CLEARWATER — Gondolas have suddenly become a thing in Pinellas County, as officials in both Clearwater and St. Petersburg are mulling the sky crawlers as an alternative to cars and buses.
Yet even if officials find a way to finance an aerial cable car system, and somehow cut through years of red tape, there's still the weather to consider.
Could a flying commuter system really work in the U.S. lightning capital?
Operations in Portland, Ore., and New York City are the only two comparable U.S. systems, and they are in more moderate climates. But gondola cable cars have operated for years in high winds and rains in Europe and South America.
"There are always ways to design it to run in high winds," said Oswald Graber, a consulting engineer who has built gondola systems across the world. "You cannot run a gondola in a lightning storm is the problem, you would have to shut down, but that is typically not for long."
Graber said gondolas can operate in winds up to 45 mph. Other experts put that closer to 60 mph.
Bobby Deskins, a 10Weather WTSP meteorologist, said the Tampa Bay area experiences thunderstorms with lightning about 100 days a year, with average wind gusts of 40 mph.
With those weather conditions in mind, Graber said gondolas can be built as mono-cables or tri-cables, depending on the infrastructure needs, travel distance and size of cabin.
Most run between 12 mph and 15 mph, hold eight to 10 people per cabin and have a cabin roughly every 200 feet.
They run continuously in a circulating system, slowing (but never stopping) at stations where riders never have to wait long for cars to arrive.
Because they are made up of boarding stations, cable cars, towers and cables, they are typically less expensive than most other transportation options, running about $3 million to $12 million a mile depending on the architecture. Light rail systems can average $36 million per mile.
Both Clearwater and St. Petersburg are checking out gondolas because of developer Darryl LeClair. According to Brad Miller, CEO of Pinellas Suncoast Transit Authority, LeClair owns a ski slope out west that has gondolas.
St. Petersburg was one of 70 cities in the country this month to apply for a $40 million Smart City Challenge federal grant aimed at innovative transportation solutions. The city is pitching a tri-cable gondola to run south along Fourth Street from the Gateway area, west along First avenues N and S, with a spur to Tyrone Boulevard and on to Treasure Island and St. Pete Beach. Another spur would go south along 34th Street through the Skyway Marina District and end at Eckerd College.
St. Petersburg transportation director Evan Mory said the city worked with LeClair and his real estate company Echelon on the grant application. Mory said the city used years of research LeClair had done on gondola technology, which all points to a feasible transportation system in the Florida climate.
"It's not a danger for lightning strikes or any of the wind you'd receive in a normal storm," Mory said. "It would start swinging and become uncomfortable before it would become dangerous. Just like the highway patrol makes a decision when to close the (Sunshine Skyway) bridge in certain wind situations, there'd be a decision to close down that system."

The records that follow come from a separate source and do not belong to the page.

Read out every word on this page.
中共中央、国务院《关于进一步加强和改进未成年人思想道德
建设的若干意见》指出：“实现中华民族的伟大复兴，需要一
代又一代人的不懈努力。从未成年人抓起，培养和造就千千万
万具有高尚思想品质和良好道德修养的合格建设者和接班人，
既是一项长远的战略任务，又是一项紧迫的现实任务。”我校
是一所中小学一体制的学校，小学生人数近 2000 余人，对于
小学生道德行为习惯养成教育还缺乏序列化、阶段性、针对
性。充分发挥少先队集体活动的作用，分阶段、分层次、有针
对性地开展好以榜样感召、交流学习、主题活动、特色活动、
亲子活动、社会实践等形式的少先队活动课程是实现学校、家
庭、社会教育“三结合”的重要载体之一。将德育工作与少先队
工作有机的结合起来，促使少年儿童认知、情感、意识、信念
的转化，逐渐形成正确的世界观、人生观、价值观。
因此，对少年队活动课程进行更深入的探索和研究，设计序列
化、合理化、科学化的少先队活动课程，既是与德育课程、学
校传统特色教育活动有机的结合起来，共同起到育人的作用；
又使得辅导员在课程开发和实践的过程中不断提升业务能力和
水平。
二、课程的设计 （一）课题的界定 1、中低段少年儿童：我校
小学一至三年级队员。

Clearwater transportation officials have discussed plans with LeClair for a gondola system to connect downtown with Clearwater Beach. The city is currently waiting for LeClair's firm to submit preliminary design plans, according to Paul Bertels, the city's traffic operations manager.
An Echelon representative could not be reached for comment.
PSTA's Miller said the next step for any regional gondola system would be a feasibility and analysis study. He said weather conditions are not an exclusionary factor and that "modern technology can handle that."
While Portland and New York have the only two gondola systems dedicated to urban commuting, Miller pointed to multiple ski resorts that operate gondola systems up and down slopes — often in severe snowstorms and high winds.
But funding and regulation complications may put up a tougher fight than any summer thunderstorm.
"Ten years would be optimistic at this stage," Miller said.